|Trading systems||Disadvantages of trading system|
We've looked at the main advantages of working with a trading system, but the approach also has its drawbacks.
• Trading systems are complex - This is their biggest drawback. In the developmental stages, trading systems demand a solid understanding of technical analysis, the ability to make empirical decisions and a thorough knowledge of how parameters work. But even if you are not developing your own trading system, it's important to be familiar with the parameters that make up the one you are using. Acquiring all of these skills can be a challenge.
• You must be able to make realistic assumptions and effectively employ the system - System traders must make realistic assumptions
about transaction costs. These will consist of more than commission costs
- the difference between the execution price and the fill price is a part of transaction costs. Bear in mind, it is often impossible to test systems accurately, causing a degree of uncertainty when bringing the system live. Problems that occur when simulated results differ greatly from actual results are known as "slippage". Effectively dealing with slippage can be a major roadblock to deploying a successful system.

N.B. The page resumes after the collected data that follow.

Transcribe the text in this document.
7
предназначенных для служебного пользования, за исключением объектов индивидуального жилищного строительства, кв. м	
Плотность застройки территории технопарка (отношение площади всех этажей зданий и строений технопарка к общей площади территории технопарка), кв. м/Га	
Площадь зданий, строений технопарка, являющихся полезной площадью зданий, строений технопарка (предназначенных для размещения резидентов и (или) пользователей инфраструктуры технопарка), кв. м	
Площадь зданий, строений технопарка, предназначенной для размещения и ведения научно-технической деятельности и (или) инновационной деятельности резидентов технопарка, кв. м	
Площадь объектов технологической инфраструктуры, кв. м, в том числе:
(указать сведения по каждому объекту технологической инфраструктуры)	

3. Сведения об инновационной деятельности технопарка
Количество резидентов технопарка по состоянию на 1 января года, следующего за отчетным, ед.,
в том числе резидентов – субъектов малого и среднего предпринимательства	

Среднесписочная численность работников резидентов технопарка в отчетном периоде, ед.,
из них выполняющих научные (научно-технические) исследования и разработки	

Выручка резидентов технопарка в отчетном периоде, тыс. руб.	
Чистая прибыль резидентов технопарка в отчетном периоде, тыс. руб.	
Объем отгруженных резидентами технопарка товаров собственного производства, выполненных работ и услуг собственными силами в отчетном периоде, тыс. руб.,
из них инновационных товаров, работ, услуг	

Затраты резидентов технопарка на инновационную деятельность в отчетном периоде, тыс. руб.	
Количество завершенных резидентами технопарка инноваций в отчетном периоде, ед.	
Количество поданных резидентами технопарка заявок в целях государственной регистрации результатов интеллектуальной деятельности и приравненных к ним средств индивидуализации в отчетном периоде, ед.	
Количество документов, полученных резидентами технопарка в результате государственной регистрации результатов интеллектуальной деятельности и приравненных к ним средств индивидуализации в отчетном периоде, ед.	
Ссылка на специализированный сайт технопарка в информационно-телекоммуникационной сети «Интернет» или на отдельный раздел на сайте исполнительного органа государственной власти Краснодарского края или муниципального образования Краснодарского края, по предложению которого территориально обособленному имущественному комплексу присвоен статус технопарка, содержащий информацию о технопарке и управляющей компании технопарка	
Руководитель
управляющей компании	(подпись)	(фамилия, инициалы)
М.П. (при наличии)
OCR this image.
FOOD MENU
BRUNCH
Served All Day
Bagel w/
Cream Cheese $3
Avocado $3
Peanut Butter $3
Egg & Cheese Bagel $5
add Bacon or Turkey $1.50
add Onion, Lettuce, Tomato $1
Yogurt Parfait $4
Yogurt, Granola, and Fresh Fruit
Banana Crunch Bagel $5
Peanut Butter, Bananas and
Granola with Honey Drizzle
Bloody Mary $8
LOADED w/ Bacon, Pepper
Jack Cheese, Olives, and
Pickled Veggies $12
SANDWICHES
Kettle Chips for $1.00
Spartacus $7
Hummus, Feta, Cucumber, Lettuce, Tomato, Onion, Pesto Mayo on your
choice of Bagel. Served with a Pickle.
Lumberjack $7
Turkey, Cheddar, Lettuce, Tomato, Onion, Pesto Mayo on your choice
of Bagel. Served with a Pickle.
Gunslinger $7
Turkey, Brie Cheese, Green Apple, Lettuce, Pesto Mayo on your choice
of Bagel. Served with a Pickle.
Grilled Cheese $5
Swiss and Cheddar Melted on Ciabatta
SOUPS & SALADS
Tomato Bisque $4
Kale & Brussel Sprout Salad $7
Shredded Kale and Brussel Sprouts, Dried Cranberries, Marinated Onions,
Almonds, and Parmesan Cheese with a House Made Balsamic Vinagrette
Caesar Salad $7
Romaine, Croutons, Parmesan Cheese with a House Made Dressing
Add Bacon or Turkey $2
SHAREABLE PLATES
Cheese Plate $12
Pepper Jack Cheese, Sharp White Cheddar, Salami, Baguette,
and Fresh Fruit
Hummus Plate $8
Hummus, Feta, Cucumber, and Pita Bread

• Development can be a time-consuming task - A lot of time can go into developing a trading system to get it running and working properly. Devising a system concept and putting it into practice involves plenty of testing, which takes a while. Historical backtesting takes a few minutes; however, back testing alone is not sufficient. Systems must also be paper traded in real time in order to ensure reliability. Finally, slippage may cause traders to make several revisions to their systems even after deployment.